Alkyl bromides on treatment with potassium cyanide, the bromide ion is replaced by cyanide, as cyanide is more electron withdrawing group. Further treatment with hydrogen chloride and hydrolysis, the alkyl cyanides undergo hydrolysis to form carboxylic acids.

Complete answer:
Given a molecule is ethyl bromide, the alkyl group is attached to the electronegative atom i.e.., bromine atom and the alkyl group is ethyl group.
When this ethyl bromide is treated with potassium cyanide, the bromide ion in the alkyl bromide is replaced by a cyanide ion, leading to the formation of ethyl cyanide.

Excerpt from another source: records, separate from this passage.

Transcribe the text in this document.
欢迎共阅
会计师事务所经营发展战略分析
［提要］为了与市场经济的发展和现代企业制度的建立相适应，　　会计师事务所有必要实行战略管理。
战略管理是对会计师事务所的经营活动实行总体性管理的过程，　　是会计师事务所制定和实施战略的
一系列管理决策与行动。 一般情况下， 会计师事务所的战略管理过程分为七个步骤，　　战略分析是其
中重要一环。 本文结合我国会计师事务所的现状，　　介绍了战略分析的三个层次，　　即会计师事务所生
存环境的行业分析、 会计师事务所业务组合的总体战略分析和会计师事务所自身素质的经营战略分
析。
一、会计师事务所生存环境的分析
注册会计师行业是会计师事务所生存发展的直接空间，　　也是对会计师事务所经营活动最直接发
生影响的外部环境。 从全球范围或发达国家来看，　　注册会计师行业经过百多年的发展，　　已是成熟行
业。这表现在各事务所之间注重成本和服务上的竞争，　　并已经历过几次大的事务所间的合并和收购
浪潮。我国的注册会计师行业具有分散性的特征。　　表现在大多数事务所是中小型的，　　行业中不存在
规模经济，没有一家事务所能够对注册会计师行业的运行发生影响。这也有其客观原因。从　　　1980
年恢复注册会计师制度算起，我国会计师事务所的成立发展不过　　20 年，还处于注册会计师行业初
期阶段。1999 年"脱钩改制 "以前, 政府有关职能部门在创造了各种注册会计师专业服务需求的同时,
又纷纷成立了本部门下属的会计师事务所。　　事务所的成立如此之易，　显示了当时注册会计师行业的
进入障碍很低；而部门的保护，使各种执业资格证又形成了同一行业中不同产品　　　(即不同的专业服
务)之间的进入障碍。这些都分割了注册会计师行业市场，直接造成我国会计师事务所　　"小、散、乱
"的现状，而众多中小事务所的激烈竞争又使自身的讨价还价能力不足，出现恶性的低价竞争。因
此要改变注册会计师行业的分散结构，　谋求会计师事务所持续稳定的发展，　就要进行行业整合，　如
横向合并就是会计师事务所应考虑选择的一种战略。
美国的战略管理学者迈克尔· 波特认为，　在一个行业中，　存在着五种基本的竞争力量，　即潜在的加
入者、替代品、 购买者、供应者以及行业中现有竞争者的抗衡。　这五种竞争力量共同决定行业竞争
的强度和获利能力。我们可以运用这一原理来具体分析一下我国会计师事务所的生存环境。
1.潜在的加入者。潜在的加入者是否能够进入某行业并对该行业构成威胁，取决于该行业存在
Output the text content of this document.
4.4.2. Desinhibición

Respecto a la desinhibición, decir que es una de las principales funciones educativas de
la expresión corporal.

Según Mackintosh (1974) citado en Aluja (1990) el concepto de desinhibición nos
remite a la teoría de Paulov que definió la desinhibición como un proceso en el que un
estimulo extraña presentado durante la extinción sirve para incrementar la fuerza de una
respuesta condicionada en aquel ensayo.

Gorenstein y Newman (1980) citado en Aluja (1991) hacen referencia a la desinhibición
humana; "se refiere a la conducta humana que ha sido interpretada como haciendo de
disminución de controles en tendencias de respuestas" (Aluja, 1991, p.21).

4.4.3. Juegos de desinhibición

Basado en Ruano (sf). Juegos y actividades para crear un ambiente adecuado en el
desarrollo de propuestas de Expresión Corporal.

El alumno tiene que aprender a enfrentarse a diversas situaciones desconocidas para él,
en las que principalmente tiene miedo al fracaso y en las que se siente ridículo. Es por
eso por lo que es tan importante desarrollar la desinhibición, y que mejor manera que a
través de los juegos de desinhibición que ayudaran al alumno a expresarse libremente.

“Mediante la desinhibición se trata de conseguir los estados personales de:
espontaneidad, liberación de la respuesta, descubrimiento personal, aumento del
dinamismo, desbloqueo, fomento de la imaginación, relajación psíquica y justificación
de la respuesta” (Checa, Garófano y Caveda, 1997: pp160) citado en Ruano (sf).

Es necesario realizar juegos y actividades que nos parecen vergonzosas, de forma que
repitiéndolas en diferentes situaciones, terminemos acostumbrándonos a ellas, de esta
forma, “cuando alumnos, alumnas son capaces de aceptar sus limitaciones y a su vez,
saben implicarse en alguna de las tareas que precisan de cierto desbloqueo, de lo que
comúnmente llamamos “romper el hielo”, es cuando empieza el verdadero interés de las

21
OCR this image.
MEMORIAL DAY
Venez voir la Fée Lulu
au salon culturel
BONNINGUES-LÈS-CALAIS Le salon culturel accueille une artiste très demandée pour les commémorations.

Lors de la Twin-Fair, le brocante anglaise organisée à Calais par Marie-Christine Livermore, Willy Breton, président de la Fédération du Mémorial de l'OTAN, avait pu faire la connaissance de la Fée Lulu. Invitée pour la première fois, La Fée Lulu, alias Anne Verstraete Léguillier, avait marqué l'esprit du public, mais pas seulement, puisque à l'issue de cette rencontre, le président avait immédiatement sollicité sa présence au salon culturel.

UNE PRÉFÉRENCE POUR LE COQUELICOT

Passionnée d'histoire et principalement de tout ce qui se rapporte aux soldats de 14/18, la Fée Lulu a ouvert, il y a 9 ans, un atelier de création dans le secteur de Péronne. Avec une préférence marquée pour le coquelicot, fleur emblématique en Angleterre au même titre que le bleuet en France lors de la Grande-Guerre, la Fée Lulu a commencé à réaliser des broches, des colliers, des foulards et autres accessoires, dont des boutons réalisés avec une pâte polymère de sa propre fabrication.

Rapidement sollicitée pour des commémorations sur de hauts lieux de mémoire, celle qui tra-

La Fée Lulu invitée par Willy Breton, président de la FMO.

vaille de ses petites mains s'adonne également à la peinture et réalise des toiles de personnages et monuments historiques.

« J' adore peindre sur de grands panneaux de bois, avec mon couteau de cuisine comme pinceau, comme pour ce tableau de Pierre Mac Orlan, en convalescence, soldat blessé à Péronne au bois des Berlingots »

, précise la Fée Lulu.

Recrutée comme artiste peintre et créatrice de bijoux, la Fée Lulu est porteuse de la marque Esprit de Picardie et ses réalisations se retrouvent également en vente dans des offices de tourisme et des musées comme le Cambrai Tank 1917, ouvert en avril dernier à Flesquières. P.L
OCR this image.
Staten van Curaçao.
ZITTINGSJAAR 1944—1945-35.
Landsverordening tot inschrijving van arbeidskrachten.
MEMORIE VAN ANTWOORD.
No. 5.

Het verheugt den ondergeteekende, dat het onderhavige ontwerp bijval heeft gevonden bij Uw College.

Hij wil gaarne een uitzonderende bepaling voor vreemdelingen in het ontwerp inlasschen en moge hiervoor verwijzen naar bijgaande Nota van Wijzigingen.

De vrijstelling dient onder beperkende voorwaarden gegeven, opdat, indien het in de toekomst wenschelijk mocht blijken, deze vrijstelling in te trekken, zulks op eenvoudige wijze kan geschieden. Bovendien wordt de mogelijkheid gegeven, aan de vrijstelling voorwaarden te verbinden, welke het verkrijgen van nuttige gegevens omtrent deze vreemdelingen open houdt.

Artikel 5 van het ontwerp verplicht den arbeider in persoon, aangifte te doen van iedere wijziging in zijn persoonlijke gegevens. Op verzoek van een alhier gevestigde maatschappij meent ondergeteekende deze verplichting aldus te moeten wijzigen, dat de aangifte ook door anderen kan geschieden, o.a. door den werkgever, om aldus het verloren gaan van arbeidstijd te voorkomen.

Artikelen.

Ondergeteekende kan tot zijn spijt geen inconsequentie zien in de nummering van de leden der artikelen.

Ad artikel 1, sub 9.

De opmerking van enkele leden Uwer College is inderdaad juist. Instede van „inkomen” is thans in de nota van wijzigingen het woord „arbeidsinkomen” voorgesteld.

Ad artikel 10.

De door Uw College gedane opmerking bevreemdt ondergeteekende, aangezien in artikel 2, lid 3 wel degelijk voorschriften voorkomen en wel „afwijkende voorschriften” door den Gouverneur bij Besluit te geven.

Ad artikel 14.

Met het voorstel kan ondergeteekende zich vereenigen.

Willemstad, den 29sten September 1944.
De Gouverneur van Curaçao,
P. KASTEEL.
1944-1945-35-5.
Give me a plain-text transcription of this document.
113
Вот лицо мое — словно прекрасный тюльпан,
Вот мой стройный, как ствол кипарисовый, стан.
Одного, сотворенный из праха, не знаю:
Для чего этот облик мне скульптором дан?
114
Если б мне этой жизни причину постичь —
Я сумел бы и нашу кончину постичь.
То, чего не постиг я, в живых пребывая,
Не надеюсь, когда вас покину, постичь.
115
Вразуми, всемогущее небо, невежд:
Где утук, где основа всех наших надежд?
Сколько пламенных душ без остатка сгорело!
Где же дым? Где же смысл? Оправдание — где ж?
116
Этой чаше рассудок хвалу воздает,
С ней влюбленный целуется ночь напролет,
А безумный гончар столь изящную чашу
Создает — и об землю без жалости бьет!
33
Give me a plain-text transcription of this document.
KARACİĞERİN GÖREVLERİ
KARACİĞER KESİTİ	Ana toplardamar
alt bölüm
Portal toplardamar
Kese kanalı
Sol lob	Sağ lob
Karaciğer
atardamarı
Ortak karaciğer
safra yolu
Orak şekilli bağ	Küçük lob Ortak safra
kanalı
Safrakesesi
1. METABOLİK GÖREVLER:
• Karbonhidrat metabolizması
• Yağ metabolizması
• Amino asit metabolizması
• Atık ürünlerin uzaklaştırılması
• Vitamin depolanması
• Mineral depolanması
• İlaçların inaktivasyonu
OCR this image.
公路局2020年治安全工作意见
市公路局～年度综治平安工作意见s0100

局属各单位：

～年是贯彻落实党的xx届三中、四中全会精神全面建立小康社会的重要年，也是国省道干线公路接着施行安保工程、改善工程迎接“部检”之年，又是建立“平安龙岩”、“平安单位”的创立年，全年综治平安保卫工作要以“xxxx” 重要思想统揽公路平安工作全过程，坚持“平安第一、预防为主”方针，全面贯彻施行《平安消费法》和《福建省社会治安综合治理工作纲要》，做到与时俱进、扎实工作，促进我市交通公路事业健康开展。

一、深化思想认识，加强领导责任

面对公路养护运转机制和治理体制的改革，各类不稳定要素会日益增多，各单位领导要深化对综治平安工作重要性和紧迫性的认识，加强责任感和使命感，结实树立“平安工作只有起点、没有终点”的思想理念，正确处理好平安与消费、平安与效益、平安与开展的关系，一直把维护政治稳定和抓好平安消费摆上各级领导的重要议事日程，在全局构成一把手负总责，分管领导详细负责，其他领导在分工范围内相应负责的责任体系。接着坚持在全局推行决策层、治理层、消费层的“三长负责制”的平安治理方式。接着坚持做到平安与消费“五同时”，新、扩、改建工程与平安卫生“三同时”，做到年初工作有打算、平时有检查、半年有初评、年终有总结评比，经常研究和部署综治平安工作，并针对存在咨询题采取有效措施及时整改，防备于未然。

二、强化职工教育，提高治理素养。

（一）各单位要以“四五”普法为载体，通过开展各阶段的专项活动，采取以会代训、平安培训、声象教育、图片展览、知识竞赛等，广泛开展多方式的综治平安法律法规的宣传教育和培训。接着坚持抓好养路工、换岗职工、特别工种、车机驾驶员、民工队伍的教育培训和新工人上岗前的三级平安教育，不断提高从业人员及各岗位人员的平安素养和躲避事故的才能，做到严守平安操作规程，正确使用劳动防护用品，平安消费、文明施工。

Further, ethyl cyanide on treatment with hydrogen chloride and hydrolysis, the cyanide group undergoes hydrolysis to form carboxylic acids.
Thus, ethyl cyanide forms propanoic acid. Generally, alkyl cyanides or nitriles upon hydrolysis form carboxylic acids.
Thus, the compound A is ethyl cyanide and the compound B is propanoic acid.
The carboxylic acid with three carbons can be named as propanoic acid. Thus, the compound B in the reaction is propionic acid.
${C_2}{H_5}Br\xrightarrow{{KCN}}{C_2}{H_5}CN\xrightarrow[{Hydrolysis}]{{HCl}}{C_2}{H_5}COOH$
Propionic acid has the molecular formula of ${C_2}{H_5}COOH$, as it is an acid the root word for the three carbon atoms is prop and the suffix of the acid functional group must be -oic acid. Thus, the product can be named as propionic acid.

Note:
The alkyl halides are the compounds consisting of alkyl part and halogen atom, the halogen atom may be substituted by other groups like bromine can be replaced by cyanide group. Cyanide are also known as nitriles, upon hydrolysis forms carboxylic acids as the products.